La planicie de Pingyao la convierte en un lugar idóneo para pasear. El entretejido de sus calles y callejuelas me llevan justo al muro interior de la muralla. Descubro que no está revestido con ladrillos como su zona externa. Su pared arcillosa por la que se cuelan árgomas y malas hierbas le restan toda la majestuosidad del exterior. Una estrecha calle separa el muro de las casas, muchas de ellas construidas de barro, otras con ladrillo, pero todas paupérrimas, algunas abandonadas, en franco deterioro. Me doy cuenta de que estoy en la parte más pobre de Pingyao, la cara oculta que no se muestra al visitante, aunque tampoco se le prohíbe su entrada. 

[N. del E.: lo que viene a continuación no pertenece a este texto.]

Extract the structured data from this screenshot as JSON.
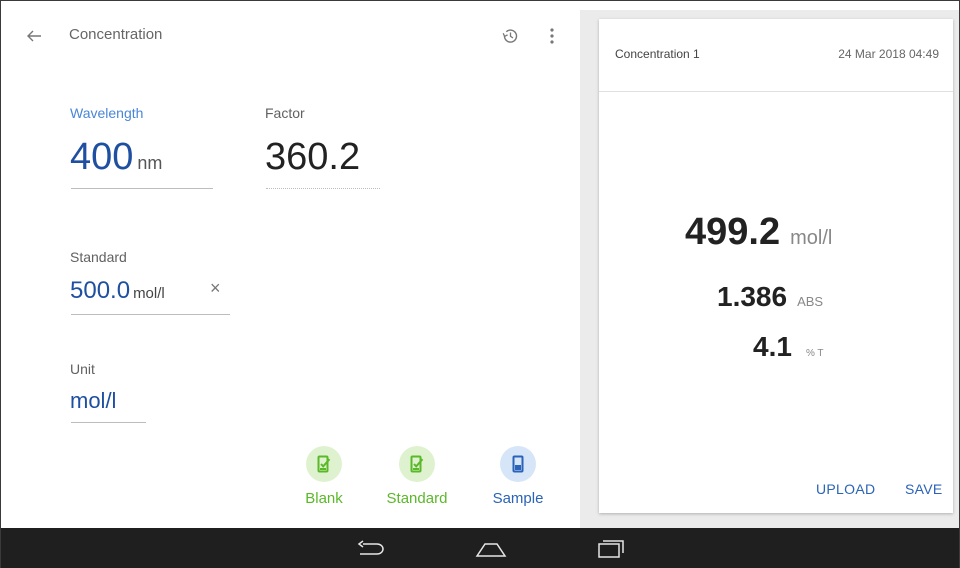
{
  "toolbar": {
    "title": "Concentration",
    "back_icon": "arrow-back-icon",
    "history_icon": "history-icon",
    "more_icon": "more-vert-icon"
  },
  "form": {
    "wavelength": {
      "label": "Wavelength",
      "value": "400",
      "unit": "nm"
    },
    "factor": {
      "label": "Factor",
      "value": "360.2"
    },
    "standard": {
      "label": "Standard",
      "value": "500.0",
      "unit": "mol/l",
      "clear": "×"
    },
    "unit": {
      "label": "Unit",
      "value": "mol/l"
    }
  },
  "actions": [
    {
      "label": "Blank",
      "color": "#5bb82a",
      "bg": "#dff2cf",
      "icon": "cuvette-check-icon"
    },
    {
      "label": "Standard",
      "color": "#5bb82a",
      "bg": "#dff2cf",
      "icon": "cuvette-check-icon"
    },
    {
      "label": "Sample",
      "color": "#2b63b8",
      "bg": "#d6e5f8",
      "icon": "cuvette-icon"
    }
  ],
  "result": {
    "title": "Concentration 1",
    "date": "24 Mar 2018 04:49",
    "main_value": "499.2",
    "main_unit": "mol/l",
    "abs_value": "1.386",
    "abs_unit": "ABS",
    "t_value": "4.1",
    "t_unit": "% T",
    "upload_label": "UPLOAD",
    "save_label": "SAVE"
  },
  "navbar": {
    "back_icon": "nav-back-icon",
    "home_icon": "nav-home-icon",
    "recents_icon": "nav-recents-icon"
  },
  "colors": {
    "accent_blue": "#2b63b8",
    "active_label": "#4a86d8",
    "green": "#5bb82a"
  }
}
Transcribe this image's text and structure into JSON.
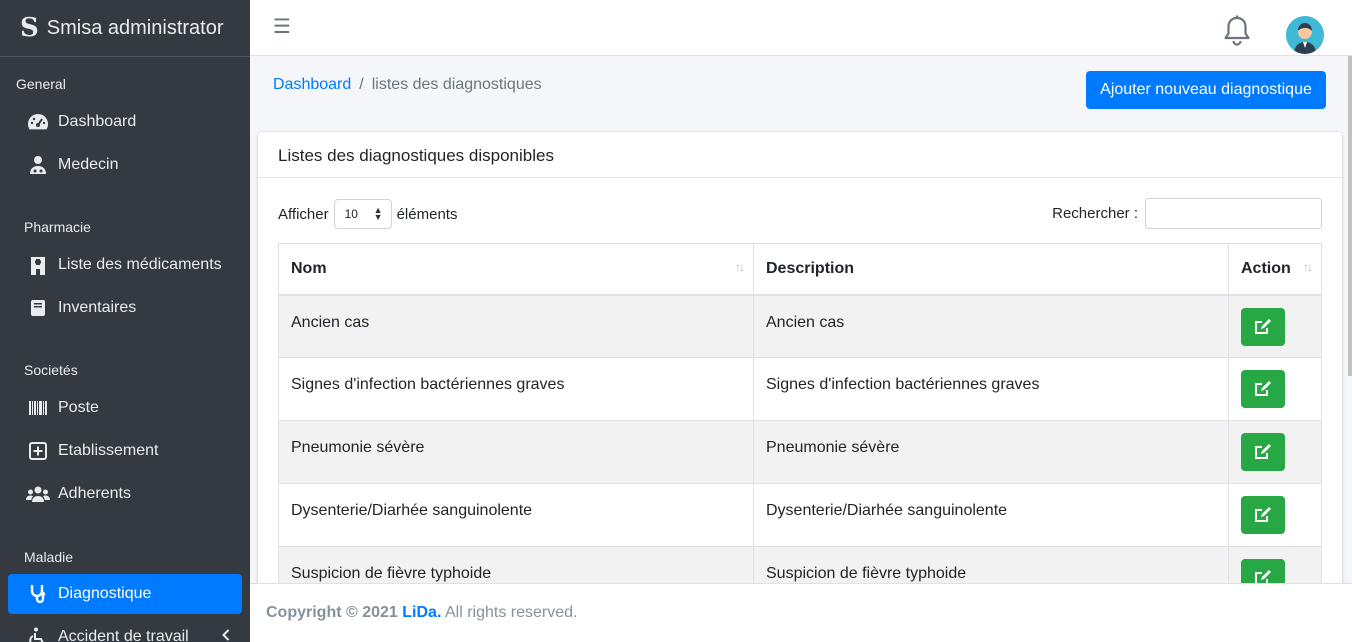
{
  "brand": {
    "logo": "S",
    "name": "Smisa administrator"
  },
  "sidebar": {
    "sections": [
      {
        "header": "General",
        "items": [
          {
            "label": "Dashboard",
            "icon": "tachometer-icon"
          },
          {
            "label": "Medecin",
            "icon": "user-md-icon"
          }
        ]
      },
      {
        "header": "Pharmacie",
        "items": [
          {
            "label": "Liste des médicaments",
            "icon": "hospital-icon"
          },
          {
            "label": "Inventaires",
            "icon": "book-icon"
          }
        ]
      },
      {
        "header": "Societés",
        "items": [
          {
            "label": "Poste",
            "icon": "barcode-icon"
          },
          {
            "label": "Etablissement",
            "icon": "plus-square-icon"
          },
          {
            "label": "Adherents",
            "icon": "users-icon"
          }
        ]
      },
      {
        "header": "Maladie",
        "items": [
          {
            "label": "Diagnostique",
            "icon": "stethoscope-icon",
            "active": true
          },
          {
            "label": "Accident de travail",
            "icon": "wheelchair-icon"
          }
        ]
      }
    ]
  },
  "topnav": {
    "menu_icon": "☰"
  },
  "breadcrumb": {
    "home": "Dashboard",
    "separator": "/",
    "current": "listes des diagnostiques"
  },
  "actions": {
    "add_label": "Ajouter nouveau diagnostique"
  },
  "card": {
    "title": "Listes des diagnostiques disponibles",
    "length_prefix": "Afficher",
    "length_value": "10",
    "length_suffix": "éléments",
    "search_label": "Rechercher :"
  },
  "table": {
    "columns": [
      "Nom",
      "Description",
      "Action"
    ],
    "sort_glyph": "↑↓",
    "rows": [
      {
        "nom": "Ancien cas",
        "description": "Ancien cas"
      },
      {
        "nom": "Signes d'infection bactériennes graves",
        "description": "Signes d'infection bactériennes graves"
      },
      {
        "nom": "Pneumonie sévère",
        "description": "Pneumonie sévère"
      },
      {
        "nom": "Dysenterie/Diarhée sanguinolente",
        "description": "Dysenterie/Diarhée sanguinolente"
      },
      {
        "nom": "Suspicion de fièvre typhoide",
        "description": "Suspicion de fièvre typhoide"
      }
    ]
  },
  "footer": {
    "copyright": "Copyright © 2021",
    "brand": "LiDa.",
    "rights": "All rights reserved."
  },
  "colors": {
    "primary": "#007bff",
    "success": "#28a745",
    "sidebar": "#343a40"
  }
}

Entre la miseria y el olvido, se alza la única iglesia católica de Pingyao. No sólo el barrio en el que se encuentra es una tristeza sino también sus muros grises, y su interior, sencillo, con pinturas de escasa calidad artística, la antítesis a nuestras iglesias barrocas. Una señora anciana reza el rosario en zapatillas. Otra mujer, ora con los ojos cerrados. La tarde va cayendo. Hay suciedad en las calles, y los ancianos, sentados en talluelas a las puertas andrajosas de sus casas, te miran pasar. Una calma doliente me recuerda el crepúsculo de los pueblos de Castilla, pero aquí la nostalgia es incluso mayor.





 El cielo contaminado con su sol oculto entre una niebla constante, los grises y terracotas acompasando el ritmo monocorde del paisaje, me traen, no sé muy bien porqué, el recuerdo de Quevedo:

Miré los muros de la patria mía,
si un tiempo fuertes ya desmoronados
de la carrera de la edad cansados
 por quien caduca ya su valentía.
Salime al campo: vi que el sol bebía
 los arroyos del hielo desatados,
 y del monte quejoso los ganados
 que con sombras hurtó su luz al día. 
 Entré en mi casa: vi que mancillada
 de anciana habitación era despojos,
 mi báculo más corvo y menos fuerte.
Vencida de la edad sentí mi espada,
y no hallé cosa en que poner los ojos
 que no fuese recuerdo de la muerte.